Some of you may remember that I recently read The Kite Runner by Khaleed Hossenini (Review: here). As soon as I had turned the final page and laid staring at the ceiling for a few minutes to realise that the books was finished, I was on Amazon to buy another book he had written: A Thousand Splendid Suns. Unfortunately, it arrived as the exam panic kicked in, so was sidelined to be read once I was finished. When I told people what I planned on reading post-exams, I was given so many exclamations of excellence that I am delighted to say, have been fulfilled!
Book: A Thousand Splendid Suns by Khaleed Hossenini
Published: 2007 by Bloomsbury
Available in paperback and kindle (Available to purchase from Amazon: here)
A Thousand Splendid Suns tells the story of Miriam, a teenage girl who is married off to a man she has never met, and is moved to Kabul. Her story starts aged six, as she grows up in isolation, desperately waiting for the moments she sees her father, spanning her adolescence, and as she is married to Rasheed and moved from the only home she has ever known. Rasheed is older than her, bitter and controlling, and Miriam’s marriage is shaped by her desire to avoid upsetting him. Fifteen years later, as the Soviets have left Afghanistan and the Mujahedeen take over ruling, with political unrest and civil war splitting the country, Laila is left without protection, and is moved into Miriam’s unhappy household. Over time, these two women come to depend on each other for friendship and survival in a world falling apart around their ears. They live a life of desperate struggle, endurance and a fight against starvation and brutality.
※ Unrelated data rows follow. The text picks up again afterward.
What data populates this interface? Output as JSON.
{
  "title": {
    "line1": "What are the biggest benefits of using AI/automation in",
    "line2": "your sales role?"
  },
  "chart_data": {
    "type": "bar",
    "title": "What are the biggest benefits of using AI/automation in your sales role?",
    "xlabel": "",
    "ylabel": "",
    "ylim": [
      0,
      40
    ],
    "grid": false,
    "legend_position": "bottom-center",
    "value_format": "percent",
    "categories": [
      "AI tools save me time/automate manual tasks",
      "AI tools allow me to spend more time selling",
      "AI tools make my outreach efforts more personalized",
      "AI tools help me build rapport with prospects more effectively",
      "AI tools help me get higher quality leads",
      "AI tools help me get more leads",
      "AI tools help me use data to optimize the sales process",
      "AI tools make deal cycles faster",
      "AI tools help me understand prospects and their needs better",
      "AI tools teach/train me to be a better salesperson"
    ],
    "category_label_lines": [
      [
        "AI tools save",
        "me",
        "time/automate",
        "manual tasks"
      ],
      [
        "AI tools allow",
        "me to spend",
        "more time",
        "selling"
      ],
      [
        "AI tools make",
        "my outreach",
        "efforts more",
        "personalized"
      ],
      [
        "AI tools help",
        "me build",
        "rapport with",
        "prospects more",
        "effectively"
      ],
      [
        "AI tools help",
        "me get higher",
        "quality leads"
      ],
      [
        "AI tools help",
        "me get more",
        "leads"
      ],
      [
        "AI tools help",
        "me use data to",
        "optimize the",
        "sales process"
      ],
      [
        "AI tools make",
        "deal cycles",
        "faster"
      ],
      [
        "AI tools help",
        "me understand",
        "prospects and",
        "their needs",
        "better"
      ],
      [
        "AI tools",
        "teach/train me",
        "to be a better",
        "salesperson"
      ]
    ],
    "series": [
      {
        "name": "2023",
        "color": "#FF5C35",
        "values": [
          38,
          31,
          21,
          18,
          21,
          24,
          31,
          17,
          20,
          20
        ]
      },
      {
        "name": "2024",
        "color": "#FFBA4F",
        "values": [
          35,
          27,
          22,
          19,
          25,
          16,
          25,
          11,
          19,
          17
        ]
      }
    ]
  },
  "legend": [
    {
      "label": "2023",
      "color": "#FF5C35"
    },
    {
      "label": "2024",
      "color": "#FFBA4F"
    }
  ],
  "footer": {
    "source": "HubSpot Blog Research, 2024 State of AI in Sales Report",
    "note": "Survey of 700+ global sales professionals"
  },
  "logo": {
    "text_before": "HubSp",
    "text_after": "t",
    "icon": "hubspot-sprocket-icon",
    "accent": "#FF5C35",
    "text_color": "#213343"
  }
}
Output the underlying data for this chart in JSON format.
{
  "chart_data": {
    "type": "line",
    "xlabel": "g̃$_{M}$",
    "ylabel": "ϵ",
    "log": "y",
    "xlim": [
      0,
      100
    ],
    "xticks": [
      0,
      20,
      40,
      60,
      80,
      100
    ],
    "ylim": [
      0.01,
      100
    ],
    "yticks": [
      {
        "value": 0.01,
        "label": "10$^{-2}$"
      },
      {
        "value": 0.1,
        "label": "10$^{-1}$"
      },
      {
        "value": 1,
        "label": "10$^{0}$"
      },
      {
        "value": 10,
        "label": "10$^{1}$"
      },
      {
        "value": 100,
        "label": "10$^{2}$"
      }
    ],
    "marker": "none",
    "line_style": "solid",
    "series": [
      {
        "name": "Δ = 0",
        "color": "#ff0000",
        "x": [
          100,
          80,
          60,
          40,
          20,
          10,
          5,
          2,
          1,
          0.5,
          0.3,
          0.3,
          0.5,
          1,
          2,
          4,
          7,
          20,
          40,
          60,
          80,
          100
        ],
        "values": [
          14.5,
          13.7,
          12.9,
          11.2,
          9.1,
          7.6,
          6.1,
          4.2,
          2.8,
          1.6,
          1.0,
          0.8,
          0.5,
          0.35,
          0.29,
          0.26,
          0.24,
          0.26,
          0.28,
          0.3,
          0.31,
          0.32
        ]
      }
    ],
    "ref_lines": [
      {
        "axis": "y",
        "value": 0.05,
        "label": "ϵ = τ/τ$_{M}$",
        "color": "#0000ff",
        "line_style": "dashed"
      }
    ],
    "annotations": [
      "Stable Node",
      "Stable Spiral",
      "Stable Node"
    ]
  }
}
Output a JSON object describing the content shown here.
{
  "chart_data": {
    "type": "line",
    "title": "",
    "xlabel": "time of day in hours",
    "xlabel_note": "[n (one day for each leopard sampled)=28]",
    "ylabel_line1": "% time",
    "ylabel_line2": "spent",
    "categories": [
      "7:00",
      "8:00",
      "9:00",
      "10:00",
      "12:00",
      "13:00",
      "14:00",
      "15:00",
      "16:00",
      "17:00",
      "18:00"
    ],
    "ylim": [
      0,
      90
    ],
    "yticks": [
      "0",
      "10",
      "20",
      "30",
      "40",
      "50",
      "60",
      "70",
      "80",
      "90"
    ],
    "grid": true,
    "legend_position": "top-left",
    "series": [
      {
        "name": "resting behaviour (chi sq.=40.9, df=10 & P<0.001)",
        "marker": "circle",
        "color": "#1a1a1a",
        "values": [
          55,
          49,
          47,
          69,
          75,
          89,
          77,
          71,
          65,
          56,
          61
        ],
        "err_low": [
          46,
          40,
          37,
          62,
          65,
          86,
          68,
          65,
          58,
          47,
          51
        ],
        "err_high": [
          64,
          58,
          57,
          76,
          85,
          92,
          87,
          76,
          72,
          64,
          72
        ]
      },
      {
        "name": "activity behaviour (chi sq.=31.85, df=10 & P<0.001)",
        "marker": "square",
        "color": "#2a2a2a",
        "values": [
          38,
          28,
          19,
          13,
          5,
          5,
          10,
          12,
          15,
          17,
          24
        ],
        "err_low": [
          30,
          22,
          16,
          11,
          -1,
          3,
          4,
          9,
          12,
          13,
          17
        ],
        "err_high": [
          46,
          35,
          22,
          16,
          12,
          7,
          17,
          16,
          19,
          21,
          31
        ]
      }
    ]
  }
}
At it’s heart, this book is about love. And more specifically, the love forged by familial bonds and those of friendship. As a child, Miriam, illegitimate, was betrayed by the person she worshipped the most out of shame and the rules of society. She was removed to a loveless, friendless househould and she survived, day to day, virtually alone. When Laila is introduced, recently orphaned and left behind as her friends flee Kabul for Pakistan, Miriam rightfully resents Laila’s usurpation of her role. But as the novel progresses, Miriam and Laila start to depend on each other, trust each other, and love each other in a powerful bond that cannot be erased by the awful situation that they are subjected to, a situation so far beyond their control.
There were so many moments where you could taste Miriam and Laila’s hope for a better future, where the excitement is tangible, which makes it all the more devastating when their hope is dashed, when they are returned to their downtrodden lives. As you turn the pages you wish for a happy ending for them, that they can escape, where you wish that the unfolding story was not taking place and that they could live peaceably and happily. The reader is forced to visualise this war torn country, under the rule of the Taliban, and the position of women and how often they are betrayed. And it shows you that despite humans having an astounding capacity to cause harm and suffering to each other, there is always hope, and there is always love. And with these, humans have the ability to survive, to fight, and to protect those that they love.
The characters, the setting, the violence, all described in vivid, vibrant detail immerse the reader in a world and a time far from here. Two women, bound by awful circumstances in a marriage to a truly despicable man, who manage to find friendship and family in each other when all else seems lost.
All I can say to conclude this review is that this book will stay with me for a long time. Whatever genre you prefer, I would wholeheartedly recommend A Thousand Splendid Suns, but I also recommend a box of tissues around Book 4.